BT and Rolls-Royce investigations: Auditors are not there to find fraud, says accounting body boss
Accounting investigations into audit sign-offs of two British stalwarts are not a sign the profession is in crisis, a senior figure at the Institute of Chartered Accountants in England and Wales (ICAEW) said today.
But Vernon Soare, the ICAEW’s chief operating officer, admitted there is an “expectation gap” over the role of the auditor.
KPMG is being probed by the Financial Reporting Council (FRC) over audits of Rolls-Royce between 2010 and 2013. The engineering giant admitted to bribery and corruption allegations earlier this year.
Meanwhile, at the end of the June the FRC launched an investigation into PwC’s sign-off of BT‘s accounts. This followed the revelation of an embarrassing £530m accounting black hole in the telecoms giant’s Italian arm.
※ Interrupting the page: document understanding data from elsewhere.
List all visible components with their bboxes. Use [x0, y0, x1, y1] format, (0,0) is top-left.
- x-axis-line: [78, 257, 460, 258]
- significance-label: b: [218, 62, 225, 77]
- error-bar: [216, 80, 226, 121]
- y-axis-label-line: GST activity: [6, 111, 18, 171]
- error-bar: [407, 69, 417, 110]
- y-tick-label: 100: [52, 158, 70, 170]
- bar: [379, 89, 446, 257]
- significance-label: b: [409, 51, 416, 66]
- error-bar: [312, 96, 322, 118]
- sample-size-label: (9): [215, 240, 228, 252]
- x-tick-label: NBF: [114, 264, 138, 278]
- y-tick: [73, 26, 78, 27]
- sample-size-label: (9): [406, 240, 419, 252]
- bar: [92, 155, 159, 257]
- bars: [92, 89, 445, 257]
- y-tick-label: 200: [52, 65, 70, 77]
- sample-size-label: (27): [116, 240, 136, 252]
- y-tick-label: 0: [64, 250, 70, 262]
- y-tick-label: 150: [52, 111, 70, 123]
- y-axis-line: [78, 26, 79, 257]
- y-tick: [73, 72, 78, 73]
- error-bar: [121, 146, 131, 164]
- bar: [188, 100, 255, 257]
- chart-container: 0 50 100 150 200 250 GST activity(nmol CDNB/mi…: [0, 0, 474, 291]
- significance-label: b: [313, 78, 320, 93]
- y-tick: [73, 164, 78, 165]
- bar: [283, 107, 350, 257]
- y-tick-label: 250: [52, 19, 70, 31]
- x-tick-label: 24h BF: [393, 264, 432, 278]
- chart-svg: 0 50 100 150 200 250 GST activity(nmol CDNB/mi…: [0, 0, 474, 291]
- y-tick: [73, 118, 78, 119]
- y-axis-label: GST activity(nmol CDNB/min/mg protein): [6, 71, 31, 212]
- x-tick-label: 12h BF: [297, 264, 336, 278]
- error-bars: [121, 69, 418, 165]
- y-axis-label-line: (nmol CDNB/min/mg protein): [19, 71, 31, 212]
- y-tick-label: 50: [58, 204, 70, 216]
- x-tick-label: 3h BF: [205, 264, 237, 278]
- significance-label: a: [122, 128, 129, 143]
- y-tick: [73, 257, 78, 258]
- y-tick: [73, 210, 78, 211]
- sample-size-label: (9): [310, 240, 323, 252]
Nearly a quarter of BT’s shareholders expressed their dissatisfaction with PwC at yesterday’s AGM.
But Soare stressed there is a gap between the level of detail people expect auditors go into and the level they need to go into by law.
“I think one of the problems is the expectations of what an audit is there to do is very high,” he told BBC Radio 4’s Today programme.
Read more: Investors kick out at PwC at BT’s AGM for failure to detect Italy fraud
The audit is not there to be a forensic review of every transaction that passes through the books of a company, where there are millions of transactions.
Soare said he suspected members of the public and investors “think it should be doing far more than that”.
He added: “It is not there primarily to find fraud. It is defined in company law that the auditors give a true and fair opinion of the company’s accounts.”